According to Wikipedia, “MLS has never taken hold in Manhattan.” But the technical future of the Multiple Listing Service may be just what the over-13,000-member Real Estate Board of New York (REBNY) has been exploring for years with its listing system, the RLS.
From time to time in the industry, someone will opine that the industry should do away with a centralized MLS and move to a “peer-to-peer” system. Until recent years, the way the system worked in Manhattan was just that— a “peer-to-peer” system. Brokers would enter their listings into their own database – some hosted by a technology vendor, some self-hosted – and on a daily basis, those databases would synchronize with each other using the market-wide “R.O.L.E.X.” standard (sort of like the RETS “data dictionary”). These data payloads were sent in delimited files, using the old FTP protocol. This system had issues with the divergent data standards of each participating listing system, synchronization challenges, and duplicate listings being created. It was very difficult to address some of these issues because, with the peer to peer system, there was no one authoritative source for listing content. REBNY staff was often on the phone with multiple vendors trying to figure out what a listing looked like in the database, where it had been entered, and why it was missing or incorrect in other systems. “Peer-to-peer” was simply not a panacea for broker listing exchange.
In 2010 Clareity was called in to help create an improved system for the RLS. The new system would allow brokers to continue to maintain the model where they could use any of seven “front-end” systems, all of which would communicate with a common “back-end” repository using industry-standard RETS. In short, the new system maintained choice for each firm – they were not relegated to one “front-end” system, but could choose to keep their incumbent system or move to a new one. REBNY contracted for the “back end” to be provided by Stratus Data Systems in late summer of 2011. REBNY hired nationally recognized MLS Executive Freddy Sarabia as the RLS’s first Executive Director, and created a separate RLS Board of Directors, chaired by Warburg Realty CIO Steve Goldschmidt, to oversee its operations. After the back-end was built and front-end vendors coordinated – and a parallel period where both systems ran at the same time –the final transition to the new system took place in September of 2013. Starting in 2015, the wider real estate industry started talking about splitting MLS into “front-end” and “back-end” via RPR’s “Advanced Multi-List Project” (AMP) – but REBNY had been proving out the model for many years, and this model has been working in its most current form for more than two years. Like they say, “Everything old is new again!”
I asked friends at the RLS, including REBNY General Counsel Claude Szyfer, a partner at Stroock & Stroock & Lavan, what lessons the industry and RPR could learn from the RLS’s experience. What I heard back can be summed up as follows:
- The separation of listing system front- and back ends has allowed the creation of a system that fosters competition and innovation in the market for technology services. Ensuring brokers have a choice of front-ends makes brokers happy.

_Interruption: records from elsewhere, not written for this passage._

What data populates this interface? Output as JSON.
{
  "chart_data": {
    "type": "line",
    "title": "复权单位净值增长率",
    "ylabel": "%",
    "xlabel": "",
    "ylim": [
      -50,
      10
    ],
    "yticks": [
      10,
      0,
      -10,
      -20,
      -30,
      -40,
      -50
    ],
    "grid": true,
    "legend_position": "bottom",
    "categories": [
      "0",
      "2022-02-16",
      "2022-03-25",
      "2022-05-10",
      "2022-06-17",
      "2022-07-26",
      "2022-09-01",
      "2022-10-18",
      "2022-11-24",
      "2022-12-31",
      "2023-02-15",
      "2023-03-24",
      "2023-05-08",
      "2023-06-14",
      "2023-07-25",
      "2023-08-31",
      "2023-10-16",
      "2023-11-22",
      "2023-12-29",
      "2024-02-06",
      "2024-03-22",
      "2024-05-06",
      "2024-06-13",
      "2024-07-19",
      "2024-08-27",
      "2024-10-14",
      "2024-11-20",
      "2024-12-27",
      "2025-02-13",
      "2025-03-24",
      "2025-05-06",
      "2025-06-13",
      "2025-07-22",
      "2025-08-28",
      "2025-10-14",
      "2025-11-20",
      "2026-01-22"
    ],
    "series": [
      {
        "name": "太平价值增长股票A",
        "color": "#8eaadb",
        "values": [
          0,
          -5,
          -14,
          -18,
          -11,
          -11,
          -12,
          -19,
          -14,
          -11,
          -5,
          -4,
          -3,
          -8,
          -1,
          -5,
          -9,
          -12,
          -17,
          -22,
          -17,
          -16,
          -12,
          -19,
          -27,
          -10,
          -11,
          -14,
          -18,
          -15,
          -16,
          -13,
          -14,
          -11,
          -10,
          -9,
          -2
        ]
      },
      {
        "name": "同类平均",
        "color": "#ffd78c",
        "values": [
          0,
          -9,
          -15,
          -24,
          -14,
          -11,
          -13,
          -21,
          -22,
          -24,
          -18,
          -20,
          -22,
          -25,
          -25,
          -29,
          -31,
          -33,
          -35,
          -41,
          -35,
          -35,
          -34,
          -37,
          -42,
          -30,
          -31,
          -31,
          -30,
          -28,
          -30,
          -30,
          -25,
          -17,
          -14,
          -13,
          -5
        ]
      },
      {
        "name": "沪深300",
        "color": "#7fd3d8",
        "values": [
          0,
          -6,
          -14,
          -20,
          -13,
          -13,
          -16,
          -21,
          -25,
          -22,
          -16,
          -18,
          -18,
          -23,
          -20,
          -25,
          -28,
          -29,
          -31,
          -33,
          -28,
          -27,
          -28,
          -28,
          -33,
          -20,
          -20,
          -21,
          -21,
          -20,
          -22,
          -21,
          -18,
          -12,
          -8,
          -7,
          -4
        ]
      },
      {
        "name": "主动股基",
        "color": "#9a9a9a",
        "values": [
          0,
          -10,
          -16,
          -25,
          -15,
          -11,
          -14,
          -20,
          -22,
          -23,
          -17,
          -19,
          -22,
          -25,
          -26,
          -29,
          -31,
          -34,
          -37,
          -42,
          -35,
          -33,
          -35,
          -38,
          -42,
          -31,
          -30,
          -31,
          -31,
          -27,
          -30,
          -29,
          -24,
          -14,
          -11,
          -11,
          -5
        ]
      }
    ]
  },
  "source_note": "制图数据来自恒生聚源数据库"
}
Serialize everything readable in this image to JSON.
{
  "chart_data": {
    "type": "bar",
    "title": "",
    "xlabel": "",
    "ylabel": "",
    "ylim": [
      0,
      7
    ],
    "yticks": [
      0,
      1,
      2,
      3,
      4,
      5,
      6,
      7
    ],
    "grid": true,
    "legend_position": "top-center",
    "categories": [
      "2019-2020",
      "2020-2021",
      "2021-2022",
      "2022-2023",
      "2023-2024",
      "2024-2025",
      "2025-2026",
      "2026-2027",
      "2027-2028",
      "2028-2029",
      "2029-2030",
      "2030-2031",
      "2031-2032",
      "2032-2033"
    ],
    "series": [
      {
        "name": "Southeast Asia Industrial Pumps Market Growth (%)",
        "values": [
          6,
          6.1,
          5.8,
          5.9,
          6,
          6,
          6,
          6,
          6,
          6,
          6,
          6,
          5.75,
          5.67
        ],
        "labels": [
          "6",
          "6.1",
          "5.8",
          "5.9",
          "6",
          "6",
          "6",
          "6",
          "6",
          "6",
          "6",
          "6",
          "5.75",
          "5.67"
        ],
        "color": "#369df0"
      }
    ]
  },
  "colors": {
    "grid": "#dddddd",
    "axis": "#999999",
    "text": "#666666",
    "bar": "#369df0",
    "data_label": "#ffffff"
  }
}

- If MLS systems are designed to scale down to this level, MLS vendors will be able to compete for business on the broker level and not just on the MLS level. We may have to come up with a new name for them, as the “MLS system” category may fold into the “broker system” category.
- The separation of front-end from back-end will allows RPR to just focus on getting the back-end perfect— they don’t have to worry about coming out with a new front-end system every year. While it took a little longer than anticipated for RLS to launch fully and run solely on the Stratus system, there have been no technical issues of note. RPR should be patient and focus on getting the distribution engine perfect. Getting it right the first time is better than rushing out with a product that does not have great functionality. “You never get a second chance to make a first impression.”
- Communicate with your constituents. Get them involved at the inception, work with them, and find out what they want. Talking to brokers is an incredibly enlightening process.
It does seem as though RPR’s AMP is going to take a lot more work to create than it took to implement REBNY’s RLS. After all, making that same model work at the national level involves a huge number of local fields and business rules, as well as the divergent interests of many associations, MLSs, brokers, agents, and a huge number of software vendors that will want to work with that back-end. Also, one of the benefits desired for AMP would be the ability for MLSs, or even brokers, to easily “swap” one system for another. That takes a transmission standard for far more than just the listing data – as anyone who has gone through a system transition or put a parallel system in is well aware – and we don’t even have RETS data standards for much of that data yet.
All of that said, seeing how the REBNY RLS works can provide a valuable basis for understanding how, at the local market level, the MLS “front-end” / “back-end” split that AMP is based on can work and, though it doesn’t have to provide front-end of choice for brokers like they do in New York City, it certainly can. The industry is watching as RPR attempts to scale and expand upon that model with AMP. Meanwhile, some markets – especially those that don’t have additional problems to solve like “overlapping market disorder,” may look at the RLS model and ask, “Why not do something like REBNY’s RLS in our own market?”